His quest was not easy. He made trips to the local library digging up books on bridge construction, physics, and metallurgy. He spoke to an engineer and learned about how different types of paint might affect the sounds he planned to record. And he met with the New York Bridge Authority many times to try and convince them that he was not a "nut case."
A year or two later, Bertolozzi found his bridge. Situated between Highland, N.Y., and Poughkeepsie, the Mid-Hudson Bridge became his coveted instrument.

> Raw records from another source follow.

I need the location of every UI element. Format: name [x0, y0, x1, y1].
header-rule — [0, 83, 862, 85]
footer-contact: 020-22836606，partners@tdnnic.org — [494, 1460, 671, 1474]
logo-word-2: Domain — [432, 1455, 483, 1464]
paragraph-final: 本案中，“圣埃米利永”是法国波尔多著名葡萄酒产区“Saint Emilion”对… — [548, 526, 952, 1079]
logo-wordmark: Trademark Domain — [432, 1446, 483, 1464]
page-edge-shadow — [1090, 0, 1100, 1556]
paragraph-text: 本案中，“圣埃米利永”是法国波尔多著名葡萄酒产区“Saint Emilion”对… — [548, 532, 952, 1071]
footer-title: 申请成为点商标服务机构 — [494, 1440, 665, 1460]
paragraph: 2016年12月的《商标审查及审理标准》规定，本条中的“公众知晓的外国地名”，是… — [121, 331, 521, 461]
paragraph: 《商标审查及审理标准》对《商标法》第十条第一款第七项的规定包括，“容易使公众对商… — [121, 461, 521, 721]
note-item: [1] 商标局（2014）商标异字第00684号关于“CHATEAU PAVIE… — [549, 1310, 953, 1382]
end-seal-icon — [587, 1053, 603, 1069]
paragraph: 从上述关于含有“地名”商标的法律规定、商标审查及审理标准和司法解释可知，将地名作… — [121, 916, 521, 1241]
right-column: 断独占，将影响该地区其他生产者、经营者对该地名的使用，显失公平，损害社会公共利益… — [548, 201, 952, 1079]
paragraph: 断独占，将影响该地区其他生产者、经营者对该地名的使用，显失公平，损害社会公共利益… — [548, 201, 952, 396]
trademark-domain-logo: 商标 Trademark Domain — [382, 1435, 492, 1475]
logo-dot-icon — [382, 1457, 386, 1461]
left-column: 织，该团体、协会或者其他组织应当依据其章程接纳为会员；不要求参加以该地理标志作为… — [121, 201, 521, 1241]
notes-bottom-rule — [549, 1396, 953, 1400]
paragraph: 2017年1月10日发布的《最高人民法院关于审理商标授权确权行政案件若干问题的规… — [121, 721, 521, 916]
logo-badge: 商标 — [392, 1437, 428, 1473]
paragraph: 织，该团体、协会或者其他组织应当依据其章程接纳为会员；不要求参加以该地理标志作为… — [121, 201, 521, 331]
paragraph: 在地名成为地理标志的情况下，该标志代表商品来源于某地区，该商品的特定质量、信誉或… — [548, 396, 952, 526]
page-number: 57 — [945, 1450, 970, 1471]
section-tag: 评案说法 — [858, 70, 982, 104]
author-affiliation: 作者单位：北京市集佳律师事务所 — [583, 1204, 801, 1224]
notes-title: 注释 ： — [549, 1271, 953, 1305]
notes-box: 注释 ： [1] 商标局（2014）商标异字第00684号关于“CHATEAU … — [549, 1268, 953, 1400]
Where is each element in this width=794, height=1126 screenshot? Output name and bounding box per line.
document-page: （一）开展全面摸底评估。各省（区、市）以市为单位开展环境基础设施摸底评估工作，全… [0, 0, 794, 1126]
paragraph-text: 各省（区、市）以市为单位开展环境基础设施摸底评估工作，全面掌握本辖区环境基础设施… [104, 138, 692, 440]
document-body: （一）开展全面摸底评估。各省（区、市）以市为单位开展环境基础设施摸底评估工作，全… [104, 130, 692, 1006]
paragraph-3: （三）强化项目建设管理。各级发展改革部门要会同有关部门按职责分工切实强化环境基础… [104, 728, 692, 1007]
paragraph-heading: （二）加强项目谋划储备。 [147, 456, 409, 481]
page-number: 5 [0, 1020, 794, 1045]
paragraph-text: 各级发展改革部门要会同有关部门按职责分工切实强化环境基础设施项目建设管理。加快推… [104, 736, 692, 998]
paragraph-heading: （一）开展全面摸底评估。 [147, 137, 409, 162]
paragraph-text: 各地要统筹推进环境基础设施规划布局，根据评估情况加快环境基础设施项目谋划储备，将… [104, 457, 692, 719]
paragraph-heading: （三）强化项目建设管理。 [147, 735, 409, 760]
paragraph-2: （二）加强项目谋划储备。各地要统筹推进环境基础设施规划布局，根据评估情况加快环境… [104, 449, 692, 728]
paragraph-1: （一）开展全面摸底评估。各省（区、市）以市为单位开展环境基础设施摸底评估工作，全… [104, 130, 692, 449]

Though he had found the perfect bridge, he would have little time to record music. Bertolozzi was only allotted three days in 2006 and two days in 2007 to record sounds from the bridge. Over those five days, he brought along a sound engineer and asked bridge laborers to record sounds that were higher up and harder to reach. Using contact microphones to capture the sounds, Bertolozzi struck the various parts of the bridge – including guardrails, spindles, and girders – with wooden and metal mallets, hammers, and logs. Within five days, he had recorded 1,000 samples, which he later categorized by sound and note in his computer to begin composing "Bridge Music."
The composition process was unlike anything he had ever experienced. "It's not tuned like a guitar or a piano," Bertolozzi says, noting that certain parts of the bridge when struck would create two or three notes simultaneously. Though he was accustomed to writing compositions for percussion and the organ, Bertolozzi's notation sheets for the bridge music featured rather different parts for 24 "musicians," such as guardrails and signs.